Pharmaceutical giant Merck & Co. has agreed to buy Hawaii Biotech’s dengue fever vaccine research unit, giving the local company needed capital as it works toward emerging from bankruptcy.
The funding raised through the deal is critical for Hawaii Biotech, which was on track to exhaust a line of credit by the end of July.
Neither Merck nor Hawaii Biotech would disclose terms of the deal, which was approved Monday by U.S. Bankruptcy Judge Robert Faris.
Hawaii Biotech Chief Executive Officer Elliot Parks said Merck’s interest in the company "validates" the work Hawaii Biotech has put into its vaccine program.
"We’re very proud to see that they will develop what we’ve been working on.
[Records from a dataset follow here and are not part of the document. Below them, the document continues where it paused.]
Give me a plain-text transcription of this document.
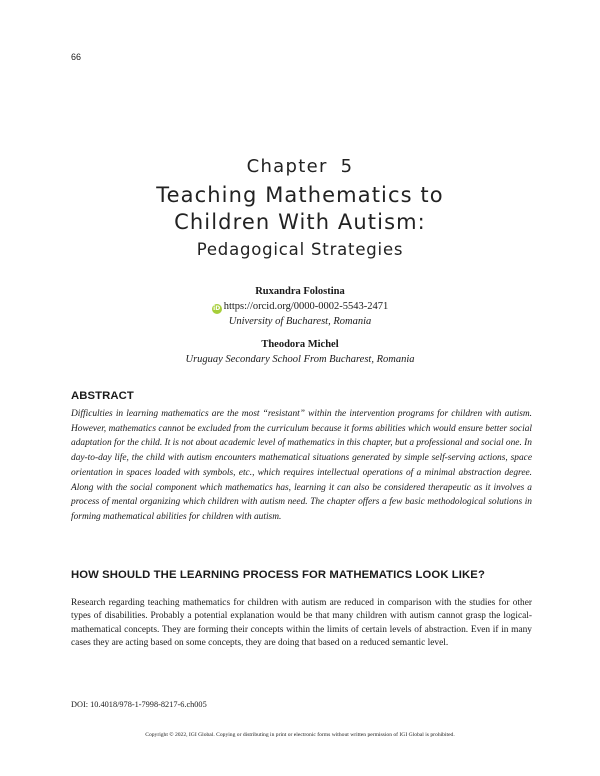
66
Chapter 5
Teaching Mathematics to
Children With Autism:
Pedagogical Strategies
Ruxandra Folostina
iD https://orcid.org/0000-0002-5543-2471
University of Bucharest, Romania
Theodora Michel
Uruguay Secondary School From Bucharest, Romania
ABSTRACT
Difficulties in learning mathematics are the most “resistant” within the intervention programs for children with autism. However, mathematics cannot be excluded from the curriculum because it forms abilities which would ensure better social adaptation for the child. It is not about academic level of mathematics in this chapter, but a professional and social one. In day-to-day life, the child with autism encounters mathematical situations generated by simple self-serving actions, space orientation in spaces loaded with symbols, etc., which requires intellectual operations of a minimal abstraction degree. Along with the social component which mathematics has, learning it can also be considered therapeutic as it involves a process of mental organizing which children with autism need. The chapter offers a few basic methodological solutions in forming mathematical abilities for children with autism.
HOW SHOULD THE LEARNING PROCESS FOR MATHEMATICS LOOK LIKE?
Research regarding teaching mathematics for children with autism are reduced in comparison with the studies for other types of disabilities. Probably a potential explanation would be that many children with autism cannot grasp the logical-mathematical concepts. They are forming their concepts within the limits of certain levels of abstraction. Even if in many cases they are acting based on some concepts, they are doing that based on a reduced semantic level.
DOI: 10.4018/978-1-7998-8217-6.ch005
Copyright © 2022, IGI Global. Copying or distributing in print or electronic forms without written permission of IGI Global is prohibited.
They clearly have the resources to get the products registered and into the public health system," Parks said.
For Merck, the acquisition will give it the opportunity to expand its lineup of more than a dozen vaccines, including ones for hepatitis A and hepatitis B; measles, mumps and rubella; human papillomavirus; and influenza.
"This is consistent with Merck’s strategy for developing vaccines that meet global unmet medical needs," said Merck spokesman Ian McConnell. "We hope to build upon the important development work of scientists at Hawaii Biotech."
Hawaii Biotech is planning to begin a Phase 1 human clinical study of its tetravalent dengue vaccine later this year. Under a contract from the National Institute of Allergy and Infectious Diseases, Advanced BioScience will oversee manufacturing, assembling and testing of supplies.
Hawaii Biotech also is developing a West Nile vaccine and recently completed a Phase 1 clinical trial with it in humans.
Hawaii Biotech filed for Chapter 11 bankruptcy protection in December and is currently funding its operations with a $2 million line of credit.
It isn’t the first time that Aiea-based Hawaii Biotech has sold part of its business. In 2006, Hawaii Biotech spun off its non-vaccine businesses into a new Hawaii company called Cardax Pharmaceuticals Inc.